The incident allegedly happened on Oct. 19 at Jefferson Elementary School in Jefferson, South Carolina. According to the girl’s grandmother, after the child admitted to putting too much toilet paper in the toilet, she was first punished by having her recess taken away. When she returned to school on Tuesday of the next week, the school’s principal gave her a toothbrush and cleaning supplies and told her to clean the bathroom floor as additional punishment.

“And I just find it so just belittling to a child to do such a thing as this. I don’t care what they did. This is something to me that should never happen in the United States of America,” the child’s great grandmother, Irene Avery, said at a school board meeting on Nov. 8.

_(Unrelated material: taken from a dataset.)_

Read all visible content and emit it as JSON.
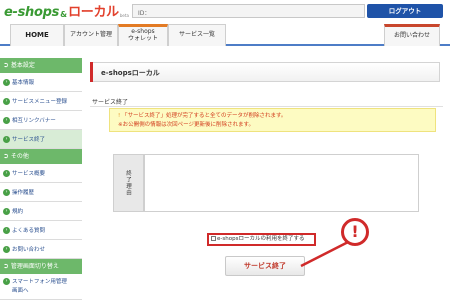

Avery said the school principal Andrea Garrison assigned the punishment. Garrison is still employed by the district, according to the district’s website.

The student’s grandfather said the incident, which required a young Black student to do manual labor, carried racial overtones. Garrison is white.

Another public speaker at the board meeting, who did not say whether he was related to the student, said the punishment could damage the child’s mental health.

“This is a very terrible example for someone in our educational institution to set for a child,” the speaker said. “This is detrimental to the child’s mental and psychological state.”

James Barber, the president of the Chesterfield County NAACP, spoke during the meeting and said the incident needs to be “respectfully scrutinized,” and called on the board to take “immediate and decisive action.” Barber said they are calling for the “immediate dismissal” of the school’s principal.

“If that doesn’t happen, we need to know the vote. We need to understand who voted for what if this person is not dismissed,” Barber said.

In response, a school board member from off-camera said, “This issue has been addressed by the administration in a manner that the administration believes to be appropriate.”

“The district is aware and this is being handled as an internal personnel matter of which we cannot discuss further,” district spokesman Ken Buck told The State.